Neste ano de 2011, acrescentei à minha vida um novo projeto, inspirada no que disse Jean Renoir em seu livro de memórias :”das recordações, só as melhores”. Mas, para conseguir esta outra façanha, preciso dar um sumiço, colocar debaixo do colchão, esconder dentro do armário (?) aquilo que tenho que esquecer. E como tem coisa! Primeiro, parodiando Mariah Carey: “ Não faço mais aniversário. Se alguém me deseja feliz aniversário, eu digo: está falando de quem?” Pois agora vou me fazer de desentendida, olhar para os lados :”Quem?” Para alguém que, como eu, já entrou na contagem regressiva, esta história de números soa mal.

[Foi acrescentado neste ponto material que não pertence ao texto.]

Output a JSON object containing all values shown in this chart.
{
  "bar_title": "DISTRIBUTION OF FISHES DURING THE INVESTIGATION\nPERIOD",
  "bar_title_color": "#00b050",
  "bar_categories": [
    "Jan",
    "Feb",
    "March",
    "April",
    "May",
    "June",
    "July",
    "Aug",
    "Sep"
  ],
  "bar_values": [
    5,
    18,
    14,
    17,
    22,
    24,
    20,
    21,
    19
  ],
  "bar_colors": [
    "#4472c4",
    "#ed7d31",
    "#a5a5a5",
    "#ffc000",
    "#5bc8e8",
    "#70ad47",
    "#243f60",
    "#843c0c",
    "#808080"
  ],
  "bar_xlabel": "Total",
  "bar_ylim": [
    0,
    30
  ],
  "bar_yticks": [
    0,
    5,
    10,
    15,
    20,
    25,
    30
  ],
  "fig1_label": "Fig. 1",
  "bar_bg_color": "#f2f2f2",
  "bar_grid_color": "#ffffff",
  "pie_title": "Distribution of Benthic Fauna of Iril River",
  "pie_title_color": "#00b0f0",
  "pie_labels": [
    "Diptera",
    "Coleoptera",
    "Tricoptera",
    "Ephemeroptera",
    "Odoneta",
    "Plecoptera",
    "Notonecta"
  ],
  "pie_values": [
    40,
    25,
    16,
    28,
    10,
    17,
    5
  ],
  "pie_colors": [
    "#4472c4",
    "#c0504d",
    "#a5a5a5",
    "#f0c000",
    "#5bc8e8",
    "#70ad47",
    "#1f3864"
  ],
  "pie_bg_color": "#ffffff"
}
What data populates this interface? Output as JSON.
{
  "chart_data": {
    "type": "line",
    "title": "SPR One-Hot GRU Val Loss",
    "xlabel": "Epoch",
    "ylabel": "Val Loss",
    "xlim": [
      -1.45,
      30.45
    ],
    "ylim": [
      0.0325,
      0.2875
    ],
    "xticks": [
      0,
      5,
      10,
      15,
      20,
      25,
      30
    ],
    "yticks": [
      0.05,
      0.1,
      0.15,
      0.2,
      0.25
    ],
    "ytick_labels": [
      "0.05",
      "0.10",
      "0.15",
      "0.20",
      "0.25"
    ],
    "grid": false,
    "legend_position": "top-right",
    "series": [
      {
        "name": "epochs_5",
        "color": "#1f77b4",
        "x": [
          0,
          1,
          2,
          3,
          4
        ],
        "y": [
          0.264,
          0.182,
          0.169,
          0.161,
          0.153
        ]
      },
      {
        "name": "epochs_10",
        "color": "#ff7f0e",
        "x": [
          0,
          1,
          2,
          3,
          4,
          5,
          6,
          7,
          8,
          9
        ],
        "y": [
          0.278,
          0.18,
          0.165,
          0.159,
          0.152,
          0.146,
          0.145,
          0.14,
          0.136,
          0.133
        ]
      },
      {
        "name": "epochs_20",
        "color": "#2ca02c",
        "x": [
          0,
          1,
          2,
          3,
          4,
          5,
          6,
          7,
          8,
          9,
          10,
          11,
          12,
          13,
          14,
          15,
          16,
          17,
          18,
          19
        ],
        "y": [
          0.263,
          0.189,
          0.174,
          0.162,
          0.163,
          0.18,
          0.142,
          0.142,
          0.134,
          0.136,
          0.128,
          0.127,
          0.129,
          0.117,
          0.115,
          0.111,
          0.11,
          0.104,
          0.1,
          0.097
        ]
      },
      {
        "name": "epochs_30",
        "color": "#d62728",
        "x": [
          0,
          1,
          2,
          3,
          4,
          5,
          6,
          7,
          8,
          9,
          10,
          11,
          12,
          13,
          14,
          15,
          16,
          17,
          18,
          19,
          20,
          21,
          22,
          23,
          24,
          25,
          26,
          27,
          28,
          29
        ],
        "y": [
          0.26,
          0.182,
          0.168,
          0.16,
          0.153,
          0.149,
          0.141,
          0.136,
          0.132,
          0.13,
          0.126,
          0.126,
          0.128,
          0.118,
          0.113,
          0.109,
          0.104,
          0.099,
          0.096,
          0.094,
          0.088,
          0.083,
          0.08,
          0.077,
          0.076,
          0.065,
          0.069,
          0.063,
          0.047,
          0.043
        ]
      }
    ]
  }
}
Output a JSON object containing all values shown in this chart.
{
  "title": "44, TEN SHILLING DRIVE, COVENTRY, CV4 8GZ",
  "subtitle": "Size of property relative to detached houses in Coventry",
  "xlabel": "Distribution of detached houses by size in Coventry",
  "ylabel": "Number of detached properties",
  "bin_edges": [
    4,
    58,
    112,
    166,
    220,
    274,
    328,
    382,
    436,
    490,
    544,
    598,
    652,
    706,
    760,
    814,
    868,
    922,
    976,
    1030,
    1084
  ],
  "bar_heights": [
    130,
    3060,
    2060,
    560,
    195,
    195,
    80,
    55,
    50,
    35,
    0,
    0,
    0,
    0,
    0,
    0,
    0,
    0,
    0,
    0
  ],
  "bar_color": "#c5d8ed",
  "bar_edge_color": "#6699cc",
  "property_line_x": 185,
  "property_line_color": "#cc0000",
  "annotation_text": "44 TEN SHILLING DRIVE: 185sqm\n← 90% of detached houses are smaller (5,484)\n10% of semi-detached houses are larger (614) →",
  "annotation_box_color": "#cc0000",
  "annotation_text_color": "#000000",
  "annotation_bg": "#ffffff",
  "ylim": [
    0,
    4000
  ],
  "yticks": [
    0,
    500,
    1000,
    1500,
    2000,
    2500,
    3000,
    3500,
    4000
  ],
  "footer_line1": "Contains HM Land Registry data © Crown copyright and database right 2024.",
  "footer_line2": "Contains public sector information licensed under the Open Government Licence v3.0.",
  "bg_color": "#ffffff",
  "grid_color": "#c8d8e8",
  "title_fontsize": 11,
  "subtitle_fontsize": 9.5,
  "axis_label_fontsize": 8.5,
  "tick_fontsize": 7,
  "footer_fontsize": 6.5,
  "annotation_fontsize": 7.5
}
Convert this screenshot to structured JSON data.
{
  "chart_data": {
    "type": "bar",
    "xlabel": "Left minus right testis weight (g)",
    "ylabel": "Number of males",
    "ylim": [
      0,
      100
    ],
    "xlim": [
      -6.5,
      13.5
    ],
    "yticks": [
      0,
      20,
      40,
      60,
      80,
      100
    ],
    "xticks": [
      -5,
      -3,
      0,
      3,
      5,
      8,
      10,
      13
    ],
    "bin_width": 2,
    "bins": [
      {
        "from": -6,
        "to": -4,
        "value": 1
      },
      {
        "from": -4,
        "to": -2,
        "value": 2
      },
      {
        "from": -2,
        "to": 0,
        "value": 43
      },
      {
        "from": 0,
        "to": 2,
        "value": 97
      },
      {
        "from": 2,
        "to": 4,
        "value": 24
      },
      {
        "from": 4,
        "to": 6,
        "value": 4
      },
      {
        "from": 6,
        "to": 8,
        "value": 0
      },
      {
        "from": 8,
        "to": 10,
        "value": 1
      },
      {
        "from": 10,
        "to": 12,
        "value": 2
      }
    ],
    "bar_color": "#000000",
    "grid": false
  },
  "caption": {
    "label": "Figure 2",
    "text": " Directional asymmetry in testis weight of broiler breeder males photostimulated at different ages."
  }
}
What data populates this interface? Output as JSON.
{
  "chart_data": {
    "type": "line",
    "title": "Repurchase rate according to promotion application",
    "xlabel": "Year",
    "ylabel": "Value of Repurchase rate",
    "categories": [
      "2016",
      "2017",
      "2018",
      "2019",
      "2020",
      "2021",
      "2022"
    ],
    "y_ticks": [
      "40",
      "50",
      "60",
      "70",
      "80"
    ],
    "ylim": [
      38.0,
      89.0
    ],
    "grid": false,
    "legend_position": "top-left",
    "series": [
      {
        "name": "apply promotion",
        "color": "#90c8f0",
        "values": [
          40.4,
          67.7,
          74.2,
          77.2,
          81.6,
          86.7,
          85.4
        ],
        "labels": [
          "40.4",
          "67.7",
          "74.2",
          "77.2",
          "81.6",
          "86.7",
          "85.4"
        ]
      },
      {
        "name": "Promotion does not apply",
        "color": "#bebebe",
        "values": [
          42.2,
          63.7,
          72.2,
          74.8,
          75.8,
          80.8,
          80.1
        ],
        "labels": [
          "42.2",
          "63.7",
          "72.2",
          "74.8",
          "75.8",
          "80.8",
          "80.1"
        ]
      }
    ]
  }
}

Mas é preciso lembrar que a primeira coisa que faço, assim que acordo, é tomar meu Aradois com diurético de 100 miligramas. Quantas saudades dos meus sixties! Preciso também esquecer que teremos quatro anos de Dilma e mais, nem sei quantos, de Lula. E também a qualidade dos membros do novo Congresso, que dizem que é pior do que o anterior! E que um dos chefões das FARC está livre e bem instalado no Brasil, que Battisti está solto e que Tarso Genro, aquele que protege o assassino italiano e entregou os pugilistas ao ditador moribundo, foi eleito Governador, no primeiro turno, do meu querido Rio Grande. Preciso esquecer as cotas raciais, que estão criando no Brasil, onde todos somos mestiços, uma perigosa divisão. E também que foi criado em Brasília um Tribunal Racial, que só existiu na Alemanha nazista! Enfim, há tanta coisa para esquecer, que resolvi mergulhar no desentulhe e talvez assim alcançar uma espécie de amnésia.
Mas depois de limpar tudo que me desagrada ou causa horror, quero lembrar para sempre minha mãe, sentada na sua cadeira de balanço, comigo enroscada em seu colo aconchegante, enquanto balançava suavemente e ouvia rádio. Lembrança tão antiga, que me leva aos primórdios de minha vida. Quero lembrar a voz de meu pai nas manhãs de Natal, quando eu acordava: “Bem, já vou indo.” Eu pulava correndo da cama, mas nunca consegui encontrar Papai Noel. E também, quero lembrar sempre a fúria de minha irmã quando eu mexia nas suas coisas, “brincando de moça”. Quero me lembrar as tardes, quando a doença dava uma trégua, de meu irmão Sérgio lendo-me Monteiro Lobato. Quero lembrar meu primeiro e grande amor, tão grande que o guardei para sempre no fundo de meu coração. Era um mestiço, três anos mais velho, e estudava no mesmo colégio que eu. Apaixonei-me desde o primeiro momento em que o vi. Soube que morreu há anos e senti grande mágoa. E ainda a vozinha rouca de meu neto João, logo após a morte de sua avó paterna: “Vovó Lúcia, agora só ficou você. Você tem que durar muito.” E também dos lanches na casa de Teresa, com café fresquinho. E das festas de Natal e de Réveillon, que ela preparava com tanto esmero. Quero lembrar para sempre os anos felizes que vivi ao lado de Ricardo.
Mas sei que doravante também haverá muita coisa nova na minha vida, que guardarei até o fim como lembranças queridas. Porque a vida é assim, um eterno recomeçar.
E repitindo Piaf: “Je repars à zero”
Um comentário:
Querida Maria Lúcia:
Que lindo texto, e que bom que continua a escrever. É um prazer lê-la.
Desejo que 2011 traga o frescor e a renovação deste recomeço que você vivencia.